国への支援の強化を求めるが、当面、以下の対策が必要となる。
(1)市町村による被害認定がまず先決
今回、床上浸水や床下浸水とされているが、これらの住宅に対して、市町村はすべて、全壊か半壊かの被害認定を行われなければならない。しかし、現状では、それが緊急に実施されているのかどうか不明である。
床上浸水の相当数が、半壊になる可能性があるが、災害発生後の経過をみても、全壊や半壊の軒数の変化はきわめて小さい。市町村が被害認定を早急に実施しない段階で、個人が自己の費用で住宅の改修を行う事例も出てくる可能性があり、認定実態があいまいなまま推移する可能性がある。
- 床上浸水や床下浸水の家屋について、早急に、全壊・半壊等の被害認定を行うよう市町村に要求する。また、被害認定の作業の進捗度も点検すべきである。
- 被害認定の基準として、国は柔軟な方向で行う姿勢を明確にしており、国の運用指針について「見直し」の方針が出されている。この「見直し」基準が重要である。
水害の場合、「内壁」が「浸水により仕上げ塗壁材の剥離が見られる」「壁クロスの汚損・表面劣化・剥離等が見られる」「浸水により塗土の半分程度が剥離している」等で「50%の損傷」となり、「半壊」となる。この見直し基準で被害認定をさせることが重要となる。

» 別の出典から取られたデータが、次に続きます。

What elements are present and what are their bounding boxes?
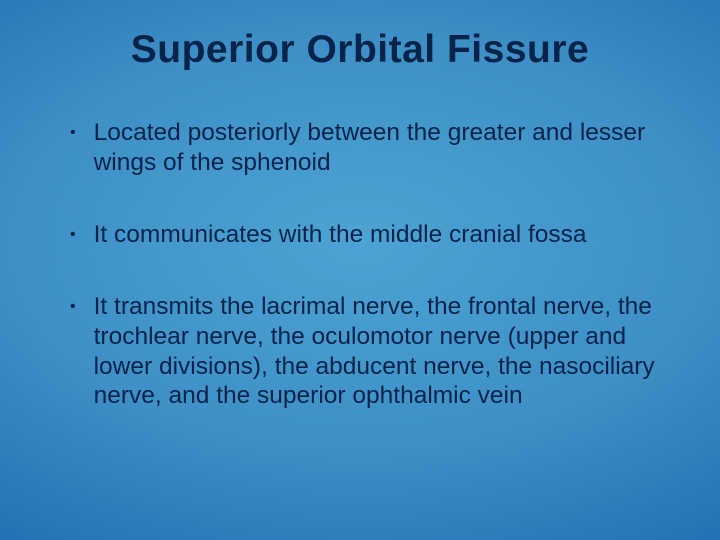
bullet-icon: • [70,220,76,250]
slide: Superior Orbital Fissure • Located poste… [0,0,720,540]
list-item: • It communicates with the middle crania… [70,220,662,250]
bullet-text: It transmits the lacrimal nerve, the fro… [94,292,662,412]
slide-title: Superior Orbital Fissure [0,28,720,72]
list-item: • It transmits the lacrimal nerve, the f… [70,292,662,412]
slide-content: • Located posteriorly between the greate… [70,118,662,453]
bullet-icon: • [70,292,76,322]
bullet-icon: • [70,118,76,148]
bullet-text: It communicates with the middle cranial … [94,220,587,250]
bullet-text: Located posteriorly between the greater … [94,118,662,178]
list-item: • Located posteriorly between the greate… [70,118,662,178]
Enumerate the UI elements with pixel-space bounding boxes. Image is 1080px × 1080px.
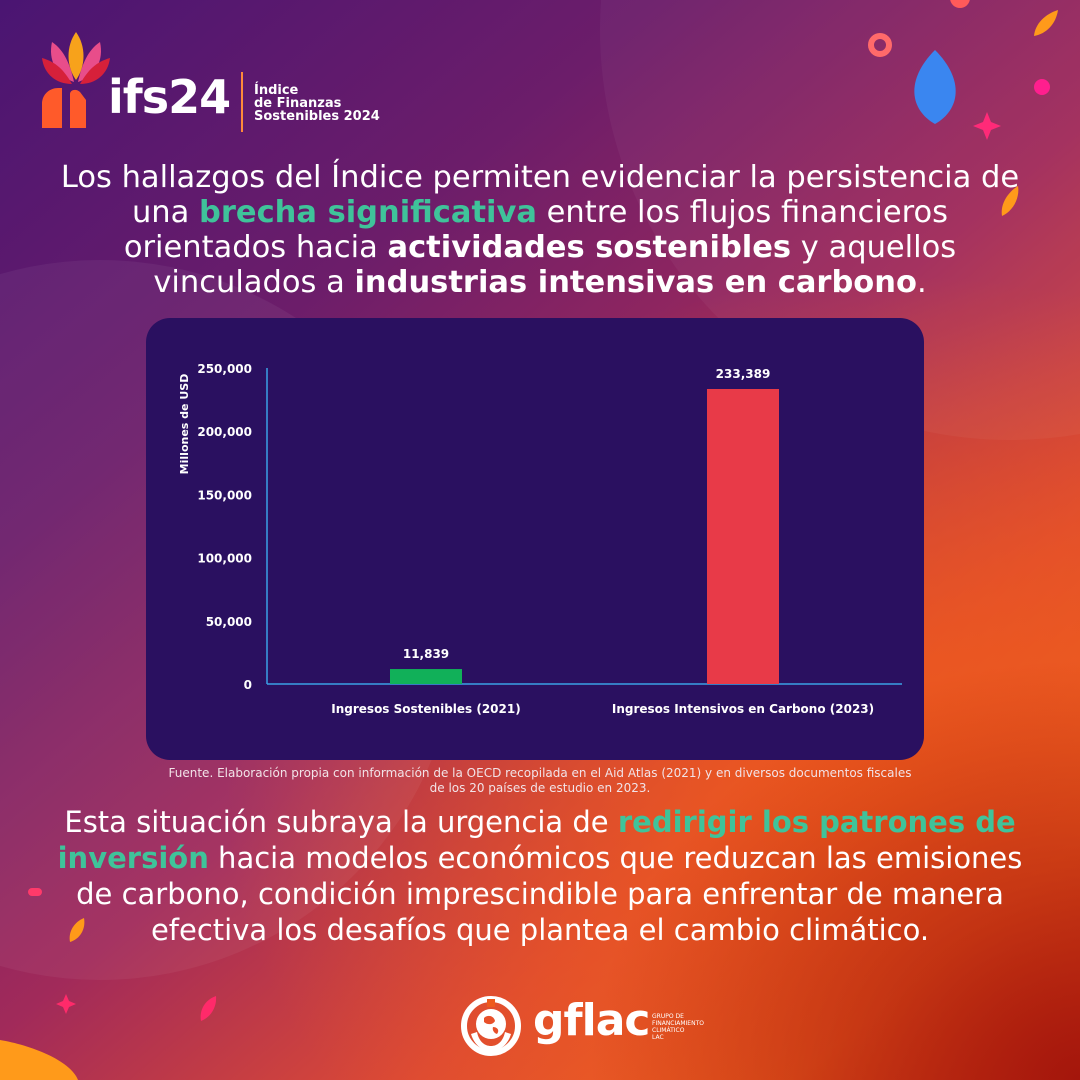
source-note: Fuente. Elaboración propia con informaci… [168,766,912,795]
headline-text: . [916,265,927,300]
headline-highlight-green: brecha significativa [199,195,537,230]
x-tick-label: Ingresos Intensivos en Carbono (2023) [612,702,874,716]
gflac-logo-subtitle: GRUPO DE FINANCIAMIENTO CLIMÁTICO LAC [652,1013,704,1041]
data-label: 11,839 [403,647,449,661]
headline-text: y aquellos vinculados a [153,230,957,300]
y-tick-label: 100,000 [197,552,252,566]
conclusion-text: Esta situación subraya la urgencia de re… [40,804,1040,948]
chart-panel [146,318,924,760]
headline: Los hallazgos del Índice permiten eviden… [60,160,1020,300]
y-tick-label: 250,000 [197,362,252,376]
y-tick-label: 0 [244,678,252,692]
gflac-globe-hands-icon [461,996,521,1056]
y-tick-label: 150,000 [197,488,252,502]
conclusion-highlight-green: redirigir los patrones de inversión [57,805,1016,875]
headline-text: Los hallazgos del Índice permiten eviden… [60,160,1020,230]
x-tick-label: Ingresos Sostenibles (2021) [331,702,520,716]
bar-chart: 0 50,000 100,000 150,000 200,000 250,000 Millo… [178,362,902,716]
conclusion-text-part: hacia modelos económicos que reduzcan la… [76,841,1023,947]
y-tick-label: 50,000 [206,615,252,629]
headline-highlight-bold: industrias intensivas en carbono [354,265,917,300]
data-label: 233,389 [716,367,771,381]
gflac-logo-text: gflac [533,995,650,1046]
bar [707,388,779,684]
logo-divider [241,72,243,132]
ifs24-lotus-icon [42,32,110,128]
headline-text: entre los flujos financieros orientados … [123,195,949,265]
ifs24-logo-text: ifs24 [108,70,231,124]
conclusion-text-part: Esta situación subraya la urgencia de [64,805,618,839]
ifs24-logo-subtitle: Índice de Finanzas Sostenibles 2024 [254,83,380,124]
y-axis-label: Millones de USD [178,374,191,475]
headline-highlight-bold: actividades sostenibles [387,230,792,265]
bar [390,669,462,684]
y-tick-label: 200,000 [197,425,252,439]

被害認定について、被災者が不服と思った場合には、「再調査」も要求できる。
(2)全国では市町村も独自に実施している
全壊や半壊住宅数が災害救助法の適用基準を満たさない場合でも、県や市町村は、独自の基準で救済や支援をすることができる。
今年7月に発生した岡山県美作市(みまさかし)での竜巻被害に対して、市は国の被災者生活再建支援法とほぼ同じ援助を行った。また、5年前の福岡西方沖地震では、福岡市は独自の住宅再建支援を行った。中越地震では、新潟県や長野県も独自施策をとっている。このように、県や市町村は独自に支援することができる。

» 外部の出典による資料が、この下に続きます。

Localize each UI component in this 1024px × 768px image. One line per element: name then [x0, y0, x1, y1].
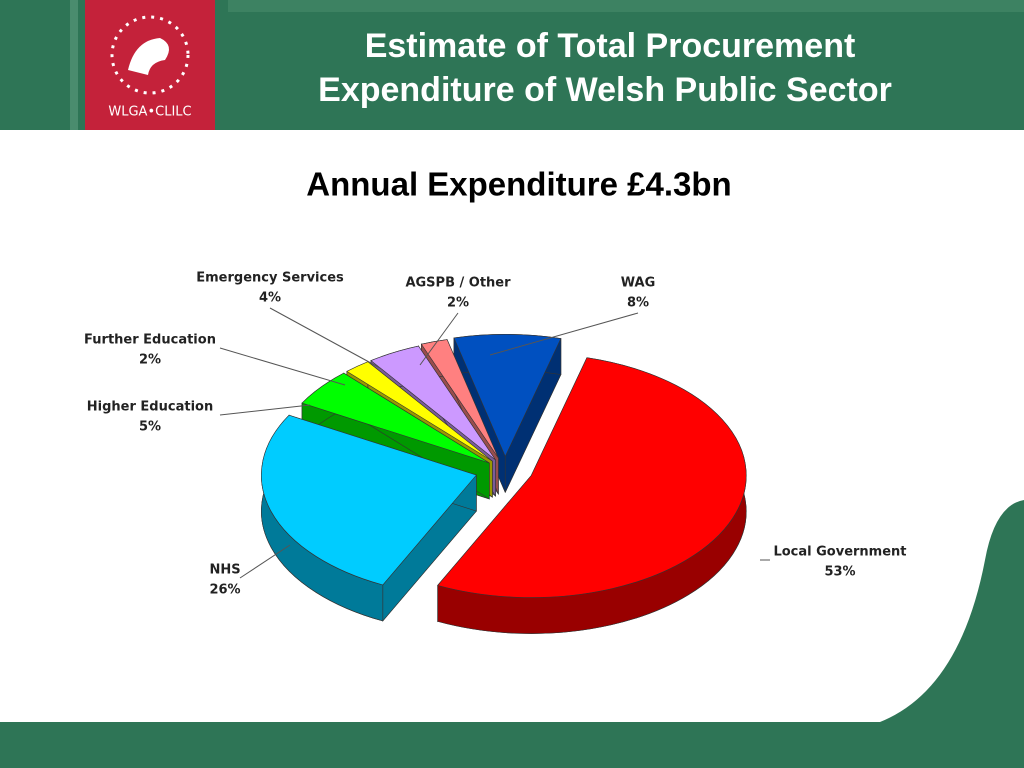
leader-line	[219, 347, 346, 386]
logo-dragon	[128, 38, 169, 75]
leader-line	[269, 307, 381, 369]
leader-line	[489, 312, 639, 356]
slice-top	[261, 414, 477, 586]
value-label: 53%	[824, 565, 855, 580]
logo-stars	[110, 15, 190, 95]
header-stripe	[228, 0, 1024, 12]
category-label: Local Government	[773, 545, 906, 560]
category-label: WAG	[621, 276, 656, 291]
value-label: 8%	[627, 296, 649, 311]
corner-swoosh	[880, 500, 1024, 722]
slide-title: Expenditure of Welsh Public Sector	[318, 71, 892, 109]
chart-title: Annual Expenditure £4.3bn	[306, 166, 731, 203]
category-label: Higher Education	[87, 400, 213, 415]
slice-top	[453, 334, 562, 458]
pie-slice	[437, 357, 747, 634]
logo-text: WLGA•CLILC	[108, 105, 191, 120]
slice-top	[301, 372, 490, 464]
value-label: 26%	[209, 583, 240, 598]
pie-slice	[261, 414, 477, 622]
category-label: Emergency Services	[196, 271, 344, 286]
value-label: 4%	[259, 291, 281, 306]
category-label: NHS	[209, 563, 240, 578]
header-stripe	[70, 0, 78, 130]
value-label: 5%	[139, 420, 161, 435]
value-label: 2%	[447, 296, 469, 311]
value-label: 2%	[139, 353, 161, 368]
slice-top	[437, 357, 747, 598]
leader-line	[419, 312, 459, 366]
pie-chart: Local Government 53% NHS 26% Higher Educatio…	[84, 271, 907, 634]
leader-line	[219, 404, 311, 416]
category-label: Further Education	[84, 333, 216, 348]
category-label: AGSPB / Other	[405, 276, 511, 291]
leader-line	[239, 544, 291, 579]
slide-title: Estimate of Total Procurement	[365, 27, 856, 65]
slice-top	[370, 345, 496, 461]
footer-band	[0, 722, 1024, 768]
slice-top	[420, 339, 499, 459]
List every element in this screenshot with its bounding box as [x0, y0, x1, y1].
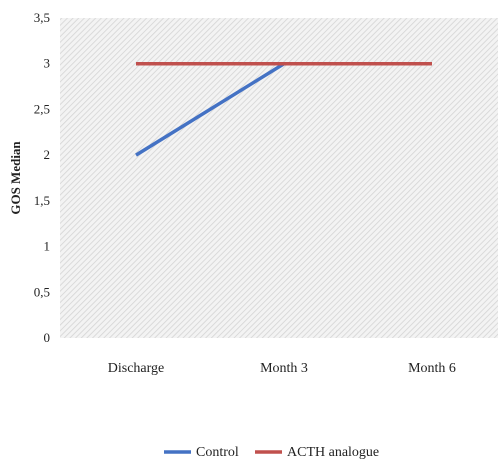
y-tick-label: 3,5: [34, 10, 50, 25]
legend-label: ACTH analogue: [287, 445, 379, 460]
plot-area: [60, 18, 498, 338]
y-tick-label: 1: [44, 239, 51, 254]
y-axis-label: GOS Median: [8, 141, 23, 215]
y-tick-label: 2,5: [34, 101, 50, 116]
series-lines: [135, 61, 432, 157]
x-tick-label: Month 3: [260, 361, 308, 376]
y-tick-label: 1,5: [34, 193, 50, 208]
y-tick-label: 3: [44, 56, 51, 71]
legend: Control ACTH analogue: [164, 445, 379, 460]
y-tick-label: 0: [44, 330, 51, 345]
y-axis-ticks: 0 0,5 1 1,5 2 2,5 3 3,5: [34, 10, 50, 345]
y-tick-label: 0,5: [34, 284, 50, 299]
x-tick-label: Discharge: [108, 361, 165, 376]
y-tick-label: 2: [44, 147, 51, 162]
x-tick-label: Month 6: [408, 361, 456, 376]
x-axis-ticks: Discharge Month 3 Month 6: [108, 361, 456, 376]
legend-label: Control: [196, 445, 239, 460]
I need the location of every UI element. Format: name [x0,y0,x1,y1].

- 災害救助法の適用にならない自治体に対しても、国と同様の支援が行われるよう、県や市町村に要求していく。
(3)居宅を失った世帯へは住宅の支援を急がせよう
土砂災害や床上浸水等で住宅を失ったり、当面、自宅には居住できない世帯が多数残されている。

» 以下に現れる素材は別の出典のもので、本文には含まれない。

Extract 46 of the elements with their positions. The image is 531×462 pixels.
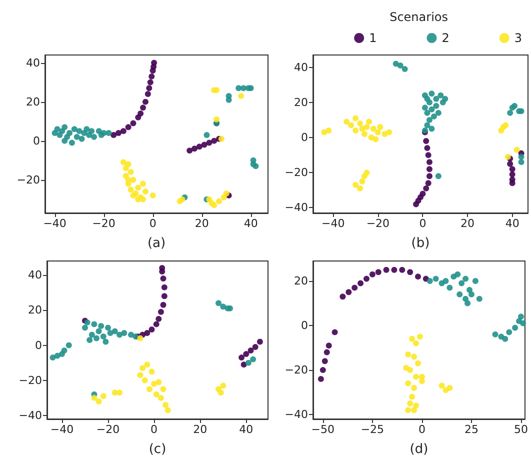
x-tick-label: 0 [419, 217, 426, 230]
y-tick-label: 20 [28, 304, 42, 317]
y-tick-label: 20 [26, 95, 40, 108]
x-tick-label: 0 [418, 423, 426, 436]
y-tick-label: 0 [33, 134, 40, 148]
legend-label: 3 [514, 31, 522, 45]
y-tick-label: −20 [284, 364, 308, 377]
y-tick-label: −40 [284, 408, 308, 422]
x-tick-label: −20 [366, 217, 390, 230]
x-tick-label: 40 [239, 423, 254, 436]
y-tick-label: −20 [16, 173, 40, 186]
x-tick-label: 40 [244, 217, 258, 230]
x-axis-title: (d) [410, 442, 428, 457]
legend-label: 1 [369, 31, 377, 45]
x-axis-title: (b) [411, 236, 430, 251]
y-tick-label: −20 [284, 166, 308, 180]
y-tick-label: 20 [294, 274, 308, 288]
x-tick-label: 20 [194, 217, 209, 230]
x-tick-label: −50 [311, 423, 335, 436]
x-tick-label: 50 [514, 423, 528, 436]
y-tick-label: 0 [35, 338, 42, 352]
x-tick-label: −40 [322, 217, 345, 230]
x-tick-label: −40 [50, 423, 74, 436]
x-tick-label: 0 [150, 423, 158, 436]
x-tick-label: −25 [360, 423, 384, 436]
y-tick-label: 40 [26, 56, 40, 70]
y-tick-label: 40 [294, 60, 308, 74]
x-tick-label: 40 [505, 217, 520, 230]
y-tick-label: 20 [294, 96, 308, 109]
x-tick-label: 20 [193, 423, 208, 436]
y-tick-label: 0 [301, 131, 308, 144]
x-tick-label: 20 [460, 217, 475, 230]
x-tick-label: 25 [464, 423, 478, 436]
x-tick-label: −20 [96, 423, 120, 436]
x-axis-title: (a) [147, 236, 166, 251]
legend-label: 2 [442, 31, 450, 45]
y-tick-label: −40 [18, 408, 42, 422]
legend-title: Scenarios [390, 10, 448, 24]
y-tick-label: 40 [28, 268, 42, 282]
y-tick-label: −40 [284, 201, 308, 214]
x-tick-label: 0 [149, 217, 156, 230]
y-tick-label: −20 [18, 374, 42, 387]
x-tick-label: −20 [92, 217, 116, 230]
x-tick-label: −40 [43, 217, 66, 230]
y-tick-label: 0 [301, 319, 308, 332]
x-axis-title: (c) [148, 442, 166, 457]
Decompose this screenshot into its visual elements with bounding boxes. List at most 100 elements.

- 住宅を失った世帯や自宅に住めない世帯に対して、公営住宅の斡旋や民間住宅の借り上げなど、住宅が確保されるよう市町村に要請する。
5、中小業者への直接の補償制度が必要
中小業者の被害について、福商連が加盟する会員からの聞き取りを行ったが、ここで深刻な被害実態が浮き彫りになっている。
東区の製袋業者は、数千万円もするコンピューター付の機械が“床下浸水”のために、重大な損害をこうむった。機械の場合、“床下浸水”でも重大な被害を受けるケースがある。
現行法や現行制度では、このような場合、何らの救済措置もない。
今回、県は利息0・1%以下で保証金なしの特別融資制度の実施を決めたが、昨年末からの緊急保証融資を借りた業者が多く、「これ以上借りられない」「借りても返せない」の声が強い。
- 中小業者への税の減免や特別融資制度の拡充とともに、被害への直接補償制度が強く求められる。これを国、県、市町村に粘り強く要求していく。
◇「国・県の市町村まかせ」と「市町村の国・県の制度待ち」の姿勢をただそう
日本共産党福岡県委員会は仁比参議院議員や党地方議員団とともに、8月10日、福岡県と国(国土交通省、経済産業省)に対して要請行動を行った。
災害に対しては、従来から、国や県は「それは市町村がやるもの」とし、市町村は被害が「国や県の施策にどうのるのか」の判定を待つ、すなわち、国や県の施策待ちの姿勢が往々にしてある。
このような中で、積極的な対応のないまま、被害は自費での復旧しかない現実がまかり通っている。国・県・市町村のこのような姿勢の改善を求めることが重要である。
◇9月議会や10月での対政府・対県交渉でも活路を開こう
当面、9月議会があり、10月には、県党として、対政府や対県交渉を行う予定である。これらの機会をいかし、住民要求実現のために全力をつくす。